Knife Sales with Live Maintenance, Expressing Japanese Values of Care, Longevity, and Craftsmanship through Contemporary Architecture
KATATA YOSHIHITO DESIGN (L/O), led by Japanese creative director Yoshihito Katata, has been awarded a Dezeen Award 2025 for Tojiro Knife Gallery Osaka, a retail project that rethinks how Japanese cutlery culture can be experienced in a contemporary urban setting. Selected from more than 4,300 entries across over 80 countries, the project was recognised for its conceptual clarity, material precision, and deep cultural grounding.

View from the entrance toward the gallery, highlighting the linear layout and timber-lined interior.
Photo credit: Masaaki Inoue

Wide interior view showing the knife display system and the gallery’s spatial rhythm.
Photo credit: Masaaki Inoue

Detail view of knives displayed on timber panels, referencing traditional Japanese construction logic.
Photo credit: Masaaki Inoue
Located in Osaka’s historic kitchenware district, the gallery combines a knife retail space with an open maintenance room, allowing visitors to observe sharpening and repair work performed by skilled craftsmen. Rather than concealing these processes, the design places them at the centre of the spatial experience, reflecting a Japanese ethos that values tools as long-term companions rather than disposable goods.

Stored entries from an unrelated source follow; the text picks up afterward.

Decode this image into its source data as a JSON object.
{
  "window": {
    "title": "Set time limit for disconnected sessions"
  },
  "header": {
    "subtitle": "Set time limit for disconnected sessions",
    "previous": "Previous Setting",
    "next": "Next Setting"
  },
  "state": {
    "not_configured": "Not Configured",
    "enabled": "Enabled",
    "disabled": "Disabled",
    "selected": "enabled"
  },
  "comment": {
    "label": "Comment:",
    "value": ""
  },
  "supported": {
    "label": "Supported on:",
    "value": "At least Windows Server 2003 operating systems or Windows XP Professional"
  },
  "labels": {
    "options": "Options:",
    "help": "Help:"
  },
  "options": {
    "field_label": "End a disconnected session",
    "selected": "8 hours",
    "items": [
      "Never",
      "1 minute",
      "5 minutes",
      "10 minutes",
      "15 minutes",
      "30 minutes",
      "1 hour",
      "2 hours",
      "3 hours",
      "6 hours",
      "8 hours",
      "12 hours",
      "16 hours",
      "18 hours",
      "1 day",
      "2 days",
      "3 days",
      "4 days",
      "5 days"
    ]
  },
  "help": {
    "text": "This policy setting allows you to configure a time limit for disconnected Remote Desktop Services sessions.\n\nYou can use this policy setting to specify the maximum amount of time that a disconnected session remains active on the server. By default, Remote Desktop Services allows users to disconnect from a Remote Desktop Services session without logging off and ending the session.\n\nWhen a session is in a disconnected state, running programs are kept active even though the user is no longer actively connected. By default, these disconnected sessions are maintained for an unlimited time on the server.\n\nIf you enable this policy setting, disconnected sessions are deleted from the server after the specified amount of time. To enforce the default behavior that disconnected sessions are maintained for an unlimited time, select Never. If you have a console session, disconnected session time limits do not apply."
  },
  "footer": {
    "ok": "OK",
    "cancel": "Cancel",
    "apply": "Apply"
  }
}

View through the entrance toward the maintenance room and gallery, making the sharpening process visible to visitors.
Photo credit: Masaaki Inoue
A defining aspect of the project is the integration of production and retail. The maintenance room is equipped with the same machines and tools used at Tojiro’s main factory in Tsubame-Sanjo, enabling everything from routine care to complex repairs. By making this infrastructure visible, the space communicates the brand’s philosophy of durability, responsibility, and sustained use.

Interior view of TOJIRO Knife Gallery Osaka, with the yoroi-bari-inspired wall display system for knives.
Photo credit: Masaaki Inoue

Central perspective of the gallery, showing the sequence of knife displays and ceiling structure.
Photo credit: Masaaki Inoue

Axial view of the retail space, with a central counter and knife displays integrated into the walls.
Photo credit: Masaaki Inoue
Architecturally, the gallery reinterprets yoroi-bari, a traditional Japanese construction technique, as a knife display system. Knives appear to float against wooden panels, held in place by concealed magnets and finely calibrated structural detailing that balances safety with visual tension. Inside, warm timber surfaces contrast with an armour-like stainless-steel facade, creating a coherent design language that clearly distinguishes the space’s functions.

Interior view emphasizing the continuous knife display and the long, narrow spatial proportion.
Photo credit: Masaaki Inoue

Exterior view of TOJIRO Knife Gallery Osaka, with the industrial façade and a direct view into the interior.
Photo credit: Masaaki Inoue

Front elevation view of the shopfront, contrasting the façade materiality with the warm timber interior.
Photo credit: Masaaki Inoue
Rather than treating architecture as an end in itself, the design process began by defining what the space needed to convey. From that premise, spatial organisation, material choices, and user experience were developed in reverse. The result is a retail environment in which tradition and industry are structurally intertwined, offering a contemporary expression of Japanese craftsmanship rooted in care, precision, and continuity.

Entrance view with the gallery visible beyond, connecting exterior and interior as a single sequence.
Photo credit: Masaaki Inoue
- Detail of the wall-mounted knife display, using concealed fixing for a floating appearance. Photo credit: Masaaki Inoue
- Angled exterior view of the shopfront within Doguya-suji, Osaka, with the interior visible from the street. Photo credit: Masaaki Inoue
- Close-up of hands preparing a knife during maintenance, showing the craft process in detail. Photo credit: Masaaki Inoue
- Maintenance room view with craftsman at work, integrated as part of the customer experience. Photo credit: Masaaki Inoue
KATATA YOSHIHITO DESIGN (L/O)
KATATA YOSHIHITO DESIGN (L/O) is a multidisciplinary design studio based in Niigata, Japan, working across architecture, interior design, product design, and creative direction. The studio focuses on projects rooted in craftsmanship, industry, and local culture, translating complex ideas, techniques, and histories into clear spatial and experiential structures. Rather than designing form as an objective, the practice begins by identifying what a project must communicate and develops space, structure, and experience from that foundation.